Using the RoboTurk platform, we were able to collect the largest dataset for robotic manipulation via teleoperation to date using only 3 Sawyer robot arms. When compared to previous works, we collect between 8x-100x the amount of robot hours with episodes lasting 3x-40x longer which shows the diversity of demonstrations as well as task difficulty.
* indicates extrapolated values from the information reported by the dataset
The tasks that were chosen are difficult and lend themselves to producing a highly diverse dataset that admits many different approaches to solving the task. Below are random samples from the dataset for each task.
The RoboTurk system required extensions to be able to work successfully and scalably on real robots. The system is set up in much the same way as it was in simulation with a few extensions to ensure safety and reliability. We summarize the extensions below.
We use the RoboTurk platform to collect a large dataset on three difficult manipulation tasks that involve planning, vision, and dexterity. All three of these tasks require high-level reasoning (the "what") on the part of the demonstrator and low-level dexterity (the "how") making human demonstrations necessary.
The "laundry layout" task
In the "laundry layout" task, users are to use the robot to efficiently flatten the cloth or other fabric object. This task requires reasoning to identify how best to flatten the object as well as dexterous manipulation behaviors like pushing, pulling, and pick-and-place.
The "tower creation" task
In the "tower creation" task, users are to use the robot to stack common kitchen items into the tallest tower that is possible. This task requires reasoning to construct a tower that is both tall and stable as well as dexterous manipulation behaviors like stacking.
The "object search" task
In the "object search" task, users are to search in a bin for three objects of the same class without discarding distractor objects. This task requires reasoning to search effectively and identify target objects as well as dexterous manipulation behaviors like picking and fitting.

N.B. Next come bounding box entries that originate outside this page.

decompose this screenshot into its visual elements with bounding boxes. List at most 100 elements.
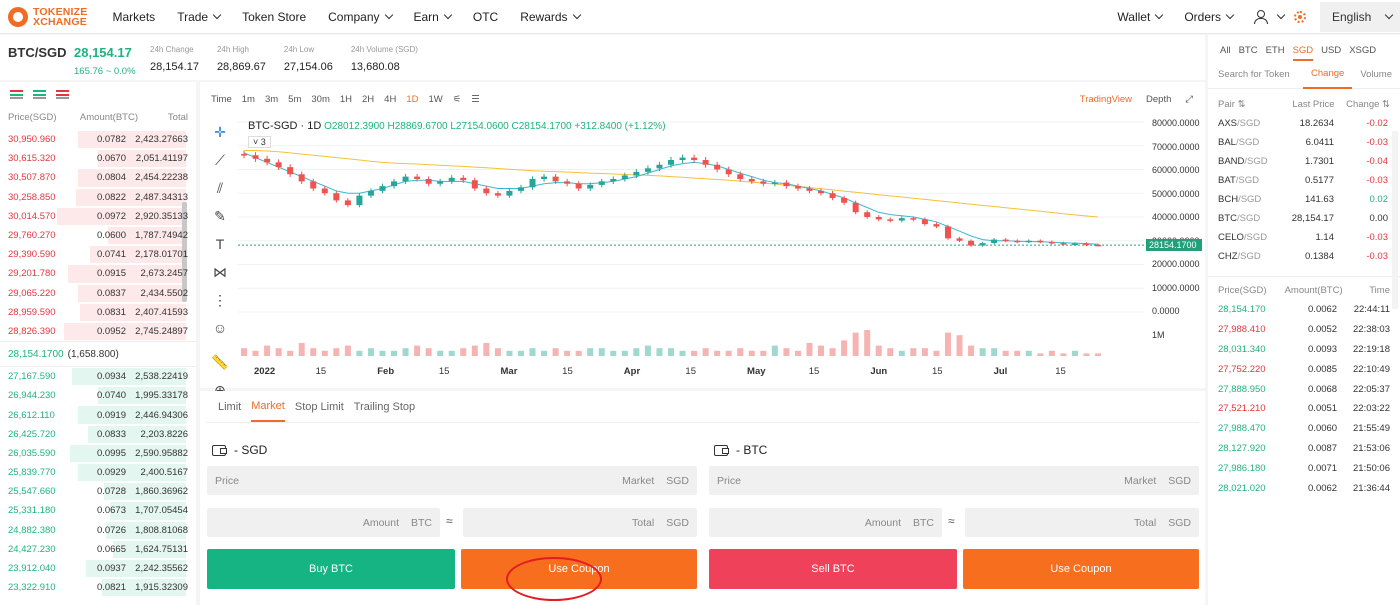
- order-book-row[interactable]: 23,322.910 0.0821 1,915.32309: [0, 578, 196, 597]
- prediction-tool-icon[interactable]: ⋮: [213, 291, 227, 308]
- tab-xsgd[interactable]: XSGD: [1349, 45, 1377, 56]
- order-book-row[interactable]: 30,950.960 0.0782 2,423.27663: [0, 130, 196, 149]
- order-book-row[interactable]: 24,427.230 0.0665 1,624.75131: [0, 540, 196, 559]
- ruler-icon[interactable]: 📏: [211, 353, 229, 370]
- order-book-row[interactable]: 23,912.040 0.0937 2,242.35562: [0, 559, 196, 578]
- indicator-settings-icon[interactable]: ⚟: [452, 93, 462, 105]
- nav-rewards[interactable]: Rewards: [520, 10, 581, 24]
- buy-button[interactable]: Buy BTC: [207, 549, 455, 589]
- interval-30m[interactable]: 30m: [311, 93, 330, 105]
- nav-trade[interactable]: Trade: [177, 10, 222, 24]
- order-book-row[interactable]: 30,014.570 0.0972 2,920.35133: [0, 207, 196, 226]
- market-row[interactable]: BTC/SGD 28,154.17 0.00: [1208, 209, 1400, 228]
- order-book-row[interactable]: 27,167.590 0.0934 2,538.22419: [0, 367, 196, 386]
- language-select[interactable]: English: [1320, 1, 1400, 32]
- order-book-row[interactable]: 25,839.770 0.0929 2,400.5167: [0, 463, 196, 482]
- order-book-row[interactable]: 26,035.590 0.0995 2,590.95882: [0, 444, 196, 463]
- nav-company[interactable]: Company: [328, 10, 393, 24]
- market-row[interactable]: BCH/SGD 141.63 0.02: [1208, 190, 1400, 209]
- buy-use-coupon-button[interactable]: Use Coupon: [461, 549, 697, 601]
- header-last-price[interactable]: Last Price: [1292, 99, 1335, 110]
- order-book-row[interactable]: 28,826.390 0.0952 2,745.24897: [0, 322, 196, 341]
- nav-earn[interactable]: Earn: [414, 10, 453, 24]
- order-book-row[interactable]: 26,612.110 0.0919 2,446.94306: [0, 405, 196, 424]
- order-book-row[interactable]: 25,331.180 0.0673 1,707.05454: [0, 501, 196, 520]
- fullscreen-icon[interactable]: ⤢: [1185, 93, 1193, 105]
- order-book-row[interactable]: 28,959.590 0.0831 2,407.41593: [0, 303, 196, 322]
- zoom-in-icon[interactable]: ⊕: [214, 381, 226, 398]
- text-tool-icon[interactable]: T: [215, 236, 225, 252]
- buy-price-input[interactable]: Price Market SGD: [207, 466, 697, 495]
- market-row[interactable]: BAND/SGD 1.7301 -0.04: [1208, 152, 1400, 171]
- order-book-row[interactable]: 25,547.660 0.0728 1,860.36962: [0, 482, 196, 501]
- market-row[interactable]: CHZ/SGD 0.1384 -0.03: [1208, 247, 1400, 266]
- logo[interactable]: TOKENIZE XCHANGE: [8, 6, 88, 27]
- order-book-row[interactable]: 24,882.380 0.0726 1,808.81068: [0, 521, 196, 540]
- interval-time[interactable]: Time: [211, 93, 232, 105]
- order-book-row[interactable]: 26,425.720 0.0833 2,203.8226: [0, 425, 196, 444]
- interval-2h[interactable]: 2H: [362, 93, 375, 105]
- emoji-icon[interactable]: ☺: [212, 320, 228, 336]
- orderbook-both-icon[interactable]: [10, 90, 23, 99]
- market-row[interactable]: AXS/SGD 18.2634 -0.02: [1208, 114, 1400, 133]
- nav-token-store[interactable]: Token Store: [242, 10, 306, 24]
- order-book-row[interactable]: 26,944.230 0.0740 1,995.33178: [0, 386, 196, 405]
- account-menu[interactable]: [1248, 10, 1286, 24]
- brush-icon[interactable]: ✎: [214, 207, 226, 224]
- nav-otc[interactable]: OTC: [473, 10, 498, 24]
- interval-1h[interactable]: 1H: [339, 93, 353, 105]
- order-book-row[interactable]: 29,201.780 0.0915 2,673.2457: [0, 264, 196, 283]
- price-chart[interactable]: [238, 116, 1144, 362]
- order-book-row[interactable]: 29,760.270 0.0600 1,787.74942: [0, 226, 196, 245]
- nav-wallet[interactable]: Wallet: [1117, 10, 1164, 24]
- trend-line-icon[interactable]: ⟋: [215, 151, 225, 168]
- nav-markets[interactable]: Markets: [113, 10, 156, 24]
- sell-price-input[interactable]: Price Market SGD: [709, 466, 1199, 495]
- sell-button[interactable]: Sell BTC: [709, 549, 957, 589]
- order-book-row[interactable]: 29,390.590 0.0741 2,178.01701: [0, 245, 196, 264]
- market-row[interactable]: CELO/SGD 1.14 -0.03: [1208, 228, 1400, 247]
- market-row[interactable]: BAL/SGD 6.0411 -0.03: [1208, 133, 1400, 152]
- tab-stop-limit[interactable]: Stop Limit: [294, 400, 344, 413]
- order-book-row[interactable]: 29,065.220 0.0837 2,434.5502: [0, 284, 196, 303]
- search-input[interactable]: Search for Token: [1218, 69, 1290, 80]
- tab-eth[interactable]: ETH: [1265, 45, 1285, 56]
- market-row[interactable]: BAT/SGD 0.5177 -0.03: [1208, 171, 1400, 190]
- fib-tool-icon[interactable]: ⫽: [216, 179, 224, 196]
- order-book-row[interactable]: 30,615.320 0.0670 2,051.41197: [0, 149, 196, 168]
- sort-volume[interactable]: Volume: [1360, 69, 1392, 80]
- interval-5m[interactable]: 5m: [288, 93, 302, 105]
- theme-toggle-icon[interactable]: [1294, 10, 1306, 23]
- interval-4h[interactable]: 4H: [384, 93, 397, 105]
- chart-list-icon[interactable]: ☰: [471, 93, 480, 105]
- buy-amount-input[interactable]: Amount BTC: [207, 508, 440, 537]
- tab-sgd[interactable]: SGD: [1292, 45, 1314, 61]
- crosshair-icon[interactable]: ✛: [214, 123, 226, 140]
- tradingview-tab[interactable]: TradingView: [1079, 93, 1133, 105]
- order-book-scrollbar[interactable]: [182, 202, 187, 302]
- buy-total-input[interactable]: Total SGD: [463, 508, 697, 537]
- orderbook-asks-icon[interactable]: [56, 90, 69, 99]
- header-pair[interactable]: Pair ⇅: [1218, 99, 1246, 110]
- order-book-row[interactable]: 30,507.870 0.0804 2,454.22238: [0, 168, 196, 187]
- sell-use-coupon-button[interactable]: Use Coupon: [963, 549, 1199, 589]
- sort-change[interactable]: Change: [1303, 61, 1353, 89]
- tab-all[interactable]: All: [1220, 45, 1231, 56]
- tab-usd[interactable]: USD: [1321, 45, 1342, 56]
- pattern-tool-icon[interactable]: ⋈: [213, 263, 227, 280]
- header-change[interactable]: Change ⇅: [1346, 99, 1390, 110]
- legend-indicator-count[interactable]: ˅ 3: [248, 136, 271, 148]
- markets-scrollbar[interactable]: [1392, 131, 1398, 309]
- tab-btc[interactable]: BTC: [1238, 45, 1258, 56]
- interval-3m[interactable]: 3m: [264, 93, 279, 105]
- tab-limit[interactable]: Limit: [218, 400, 242, 413]
- sell-amount-input[interactable]: Amount BTC: [709, 508, 942, 537]
- sell-total-input[interactable]: Total SGD: [965, 508, 1199, 537]
- interval-1m[interactable]: 1m: [241, 93, 255, 105]
- order-book-row[interactable]: 30,258.850 0.0822 2,487.34313: [0, 188, 196, 207]
- interval-1d[interactable]: 1D: [406, 93, 419, 105]
- tab-trailing-stop[interactable]: Trailing Stop: [353, 400, 416, 413]
- depth-tab[interactable]: Depth: [1146, 93, 1172, 105]
- nav-orders[interactable]: Orders: [1184, 10, 1235, 24]
- tab-market[interactable]: Market: [251, 392, 285, 422]
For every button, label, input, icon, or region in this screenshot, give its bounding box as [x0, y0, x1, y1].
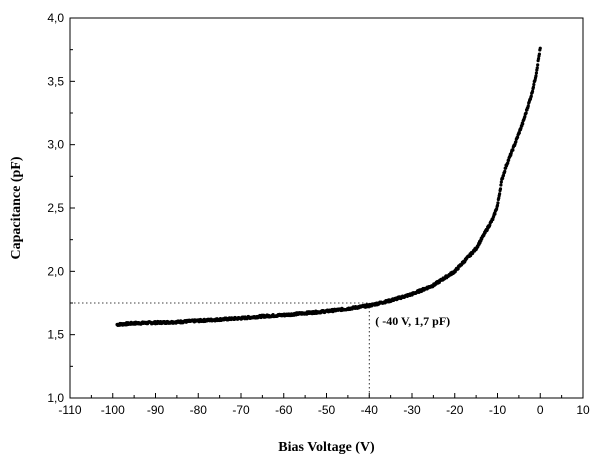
data-point — [526, 104, 530, 108]
x-tick-label: -30 — [403, 403, 421, 417]
data-point — [535, 66, 539, 70]
data-point — [538, 46, 542, 50]
y-tick-label: 4,0 — [47, 11, 64, 25]
y-axis-ticks: 1,0 1,5 2,0 2,5 3,0 3,5 4,0 — [47, 11, 75, 405]
data-point — [536, 57, 541, 61]
x-tick-label: -90 — [147, 403, 165, 417]
x-axis-title: Bias Voltage (V) — [278, 440, 375, 455]
x-tick-label: -100 — [101, 403, 125, 417]
data-point — [495, 203, 500, 207]
data-point — [530, 89, 535, 93]
data-point — [536, 63, 540, 67]
data-point — [498, 187, 503, 191]
x-tick-label: 10 — [576, 403, 590, 417]
x-tick-label: -40 — [361, 403, 379, 417]
data-point — [501, 173, 506, 177]
annotation-label: ( -40 V, 1,7 pF) — [375, 314, 450, 328]
data-point — [499, 183, 503, 187]
data-point — [503, 169, 507, 173]
data-point — [506, 161, 510, 165]
data-point — [523, 115, 527, 119]
y-tick-label: 1,5 — [47, 328, 64, 342]
data-point — [534, 74, 538, 78]
data-point — [511, 148, 515, 152]
data-point — [496, 201, 500, 205]
data-point — [515, 135, 520, 139]
y-tick-label: 2,0 — [47, 264, 64, 278]
data-point — [532, 82, 536, 87]
data-point — [499, 180, 503, 184]
y-tick-label: 3,5 — [47, 74, 64, 88]
data-point — [517, 131, 521, 135]
y-tick-label: 3,0 — [47, 138, 64, 152]
annotation-guides — [70, 302, 370, 398]
data-point — [537, 52, 541, 56]
x-tick-label: 0 — [537, 403, 544, 417]
x-tick-label: -110 — [58, 403, 81, 417]
y-tick-label: 2,5 — [47, 201, 64, 215]
data-point — [493, 212, 497, 216]
plot-frame — [69, 17, 584, 399]
data-point — [521, 122, 525, 126]
x-tick-label: -70 — [232, 403, 250, 417]
data-point — [531, 85, 536, 89]
data-point — [514, 140, 518, 144]
data-point — [529, 94, 533, 98]
x-tick-label: -80 — [190, 403, 208, 417]
data-point — [524, 111, 528, 115]
x-axis-ticks: -110 -100 -90 -80 -70 -60 -50 -40 -30 -20 -10 0 10 — [58, 393, 590, 417]
data-point — [534, 71, 539, 75]
data-points — [115, 46, 542, 327]
y-tick-label: 1,0 — [47, 391, 64, 405]
x-tick-label: -50 — [318, 403, 336, 417]
x-tick-label: -20 — [446, 403, 464, 417]
data-point — [498, 192, 502, 196]
x-tick-label: -10 — [489, 403, 507, 417]
x-tick-label: -60 — [275, 403, 293, 417]
y-axis-title: Capacitance (pF) — [9, 156, 24, 259]
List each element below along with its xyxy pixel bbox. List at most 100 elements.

The dataset collected contains information from a variety of different sensors and data streams. In particular, we collect the following streams:
As a result of the unstructured nature of the tasks chosen, the demonstrations that were collected exhibit multimodality. From similar initial configurations of the objects in the environment, there are many different approaches to solve the same task and reach a similar end state.
Using the same collection of objects, there are many different towers that can be constructed. Common behaviors include flipping large bowls over, stacking large objects on top of small ones, and combining cups together to create a stable base.
Using the same initial folding configuration, there are several ways to unfold the towel. Common behaviors include using the side of the table to assist, pushing the cloth on the table, and grasping from the corner.
Qualitatively, the two examples above highlight the different strategies to achieve success and the differences in performance of these strategies.
As users interact with the system longer, the quality of their demonstrations generally increases. Users learn to more efficiently complete the object search and laundry layout tasks, which is exemplified by decreased time to completion. Total amount of effort (as measured by amount of translational movement at the end effector) does not change significantly as experience increases. This shows that users translate the end effector at the same rate. However, users learn to become more dexterous with their manipulation by increasingly utilizing changes in orientation as experience increases.
A majority (60.8%) of users felt comfortable using the system within 15 minutes with 96% comfortable within an hour. Users were asked to self-evaluate their performance on each task using the NASA TLX survey which gives a measure of task difficulty (higher total corresponds to increased difficulty). Note that * indicates lower is better.
To illustrate the utility of our dataset, we examine the possibility of inferring a reward signal from the collected demonstrations. These methods show that the dataset is useful for imitation learning.
We show a t-SNE visualization of learned embeddings of the images (on the Laundry layout task) over the course of a trajectory. It is clear that the trajectories begin in a similar position (labeled 1 in the figures) and proceed through different paths in the embeddings which demonstrate the multimodality of the dataset.
We show that measuring the cosine distance between image embeddings over the course of the trajectory with the final image of the trajectory produces a meaningful reward signal. The reward clearly increases when the tower is closer to completion.